Six years ago, when Matthiessen started work on “a big Florida novel,” he thought that the story of Watson’s murder in 1910 would be no more than a small thread in the narrative. But no sooner had he started to write than the Watson story began to grow. “This thing just took over like a strangler fig,” he says.

Killing Mr. Watson (384 pages. Random House. $21.95), Matthiessen’s first novel since “Far Tortuga” in 1975, is a magnificent yarn fueled by a theme that has preoccupied this country’s best authors: the corruption of paradise. A writer who defies easy categorization, the 63-year-old Matthiessen has for the first time put all his farflung interests environmentalism, social activism, spiritual questing-to work on a portrait of a man consumed in equal measure by good and evil.

Because history has little to say about the legendary Watson that isn’t contradictory, he makes a perfect candidate for fiction. He was born in South Carolina in 1855 and arrived in southwest Florida around 1893.

By then, he was already rumored to have killed three people, including his brother-in-law and the Oklahoma outlaw Belle Starr. The mythmaking was underway. By the time he was murdered, Watson was one of the most successful sugar-cane farmers between Tampa and Key West. Everyone liked and admired him, but no one trusted him. Proof was always scant, but people wound up dead when Watson was around.

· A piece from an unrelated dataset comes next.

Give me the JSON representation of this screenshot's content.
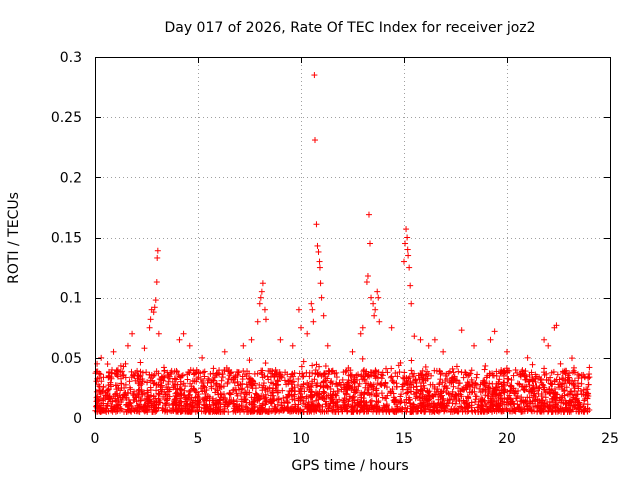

“Killing Mr. Watson” opens with Watson’s murder. Because his death is foretold, the fated events of his life unfold with a dreadfulness as black as the frock coat he wore in all weather to conceal a Smith & Wesson .38. Matthiessen tells his story through the voices of Watson’s family and neighbors in a series of oral histories, diary entries and old newspaper accounts, all of it fiction. By turns droll, rambunctious, foolish and wise, this collective narration mounts into a carefully orchestrated cacophony of contradictory testimony in which suspicion and mistrust are gradually revealed as the base elements of mystery. As one witness says, “Folks ask, Would I have thronged in with Mr. Watson if I knowed about him what I know today? Well, hell, I don’t know what I know today, and they don’t either.”

On a recent overcast afternoon, Matthiessen talked about his attraction to this enigmatic character. “I’m interested in how a myth is bred out of rumor and gossip and suddenly it becomes a legend,” he said while planting some shrubbery around a pond behind his rambling house on the eastern end of New York’s Long Island. “I’m also interested in the redeeming qualities of a man a lot of people would think is some sort of a monster. We know, but we don’t like to admit, that a man like Mr. Watson could also be a generous man, a humorous man, a good father, a good husband by and large, without taking away for a second from his violent temper and actions.”

It is easy to see how a writer who in his youth kept copperheads for a pets would fall in love with the Thousand Islands region where “Killing Mr. Watson” is set. In southwest Florida, only mosquitoes outnumber the snakes and alligators. Though reared in the manicured landscape of the Northeast, “I’ve always been drawn to back country Florida, ever since I was a little boy,” he says. This hot, trackless territory, where the Everglades break up and crumble into the Gulf of Mexico, has long offered sanctuary to outlaws and misfits, from pirates to drug smugglers. As one character puts it, “You didn’t ask a man hard questions, not in the Ten Thousand Islands, not in them days. Folks will tell you different today, but back then there wasn’t too many in our section that wasn’t kind of unpopular someplace else.”

Matthiessen concedes that his social activism has cost him time as a fiction writer the In 15 years he has produced five books of nonfiction and advocacy journalism, including “The Snow Leopard,” for which he won the National Book Award in 1978. But fiction was his first love. “I don’t make such a distinction as I used to between the two. Now I feel that my fiction and my nonfiction are really saying the same thing.”

On the wall of his studio, he has taped a quote by Albert Camus. citing the obligation “to speak for those who cannot speak for themselves”–whether they be snail darters or Florida Crackers. “I feel about people like that, frontier people, the way I do about anything in this country, any traditionally wild land or wild creatures,” says Matthiessen. “I have an impulse to record stuff before it vanishes.”